Kumamoto T, Ueyama H, Watanabe S, Kominami E, Ando M
First Department of Internal Medicine, Kumamoto University School of Medicine, Japan.
Acta Neuropathol. 1994;87(2):143-8. doi: 10.1007/BF00296183.
Late-onset distal myopathy showed numerous rimmed vacuoles with the same properties as autophagic vacuoles. Electron microscopy showed numerous degenerated mitochondria, glycogen, or cell membranes in rimmed vacuoles, but no evidence that these vacuoles engulfed and contained intact or partially disrupted myofibrils. Immunostaining for myosin, alpha-actinin, and actin, however, was sometimes positive within the vacuoles.
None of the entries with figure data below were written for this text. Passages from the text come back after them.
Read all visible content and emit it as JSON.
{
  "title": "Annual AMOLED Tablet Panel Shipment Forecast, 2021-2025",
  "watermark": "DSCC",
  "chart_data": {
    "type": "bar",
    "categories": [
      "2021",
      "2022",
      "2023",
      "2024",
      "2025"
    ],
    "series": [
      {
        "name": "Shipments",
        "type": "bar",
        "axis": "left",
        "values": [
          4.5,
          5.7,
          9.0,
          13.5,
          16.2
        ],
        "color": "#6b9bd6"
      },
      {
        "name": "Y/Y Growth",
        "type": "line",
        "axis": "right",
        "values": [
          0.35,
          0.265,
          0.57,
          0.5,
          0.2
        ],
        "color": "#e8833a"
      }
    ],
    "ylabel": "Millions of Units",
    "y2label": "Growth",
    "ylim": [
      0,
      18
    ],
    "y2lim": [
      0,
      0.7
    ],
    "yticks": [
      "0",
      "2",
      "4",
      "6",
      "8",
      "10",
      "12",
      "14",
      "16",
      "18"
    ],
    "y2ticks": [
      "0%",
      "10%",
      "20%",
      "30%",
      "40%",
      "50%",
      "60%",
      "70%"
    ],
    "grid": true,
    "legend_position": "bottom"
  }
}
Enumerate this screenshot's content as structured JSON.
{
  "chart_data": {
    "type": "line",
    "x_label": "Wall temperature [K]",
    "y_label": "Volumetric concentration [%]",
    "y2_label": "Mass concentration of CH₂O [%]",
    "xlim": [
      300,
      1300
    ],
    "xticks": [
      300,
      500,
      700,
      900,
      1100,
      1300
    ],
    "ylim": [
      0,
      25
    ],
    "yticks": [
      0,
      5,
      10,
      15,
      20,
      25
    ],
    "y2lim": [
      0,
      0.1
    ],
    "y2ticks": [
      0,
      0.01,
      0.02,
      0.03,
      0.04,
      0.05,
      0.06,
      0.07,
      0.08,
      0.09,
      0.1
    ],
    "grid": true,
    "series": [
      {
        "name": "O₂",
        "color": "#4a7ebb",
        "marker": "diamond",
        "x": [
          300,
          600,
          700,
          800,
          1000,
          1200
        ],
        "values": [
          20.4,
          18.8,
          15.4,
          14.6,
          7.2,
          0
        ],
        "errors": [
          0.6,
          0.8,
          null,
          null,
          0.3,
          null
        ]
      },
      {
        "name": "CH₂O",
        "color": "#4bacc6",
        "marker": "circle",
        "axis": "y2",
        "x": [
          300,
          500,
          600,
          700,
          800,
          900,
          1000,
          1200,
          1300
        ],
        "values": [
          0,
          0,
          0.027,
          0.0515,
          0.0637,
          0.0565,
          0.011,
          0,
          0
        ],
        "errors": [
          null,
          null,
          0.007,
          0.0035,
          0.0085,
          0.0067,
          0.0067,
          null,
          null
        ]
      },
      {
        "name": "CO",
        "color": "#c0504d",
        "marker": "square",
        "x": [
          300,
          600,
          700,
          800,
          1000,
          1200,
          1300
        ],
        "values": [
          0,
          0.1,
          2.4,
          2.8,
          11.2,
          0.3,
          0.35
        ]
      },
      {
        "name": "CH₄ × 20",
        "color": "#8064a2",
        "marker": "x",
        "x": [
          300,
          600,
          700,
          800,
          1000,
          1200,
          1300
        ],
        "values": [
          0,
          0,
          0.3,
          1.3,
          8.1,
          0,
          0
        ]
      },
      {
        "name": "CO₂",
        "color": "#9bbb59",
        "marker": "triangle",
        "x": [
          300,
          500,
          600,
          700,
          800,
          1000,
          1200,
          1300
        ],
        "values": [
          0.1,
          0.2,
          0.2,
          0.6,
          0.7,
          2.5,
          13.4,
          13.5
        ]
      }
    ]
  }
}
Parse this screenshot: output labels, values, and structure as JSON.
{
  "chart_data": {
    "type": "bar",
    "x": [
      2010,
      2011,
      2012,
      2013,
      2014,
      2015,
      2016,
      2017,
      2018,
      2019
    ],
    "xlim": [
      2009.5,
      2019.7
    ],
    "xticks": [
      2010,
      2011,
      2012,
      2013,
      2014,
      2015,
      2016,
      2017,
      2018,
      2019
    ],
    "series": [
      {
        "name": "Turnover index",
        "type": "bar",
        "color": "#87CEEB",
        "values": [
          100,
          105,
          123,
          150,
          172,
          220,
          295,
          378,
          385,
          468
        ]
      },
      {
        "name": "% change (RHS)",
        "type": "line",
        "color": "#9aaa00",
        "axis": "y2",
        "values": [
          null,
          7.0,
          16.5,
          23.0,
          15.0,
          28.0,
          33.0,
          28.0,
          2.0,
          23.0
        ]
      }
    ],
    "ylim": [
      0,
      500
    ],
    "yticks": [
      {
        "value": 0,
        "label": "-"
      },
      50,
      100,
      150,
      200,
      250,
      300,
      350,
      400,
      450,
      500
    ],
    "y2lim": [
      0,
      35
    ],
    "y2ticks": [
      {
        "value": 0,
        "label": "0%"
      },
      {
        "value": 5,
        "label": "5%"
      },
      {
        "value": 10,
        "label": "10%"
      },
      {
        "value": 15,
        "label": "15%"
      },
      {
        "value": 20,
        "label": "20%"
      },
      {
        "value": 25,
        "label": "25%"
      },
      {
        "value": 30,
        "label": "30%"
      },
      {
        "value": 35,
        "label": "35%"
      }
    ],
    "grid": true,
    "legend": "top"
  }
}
Compared to the control muscle, there was increased staining activity by calpain around the rimmed vacuoles or in the cytoplasm of mainly atrophic fibers. The result seems to indicate an increase of calpain activity in these muscle fibers. We hypothesize that the myofibrils as well as mitochondria, glycogen, or cell membranes in this myopathy are degraded finally through a lysosomal autophagic process. However, the breakdown of the myofibrils may be not initiated by lysosomal activation; rather it may be the result of extralysosomal processes such as the calpain system.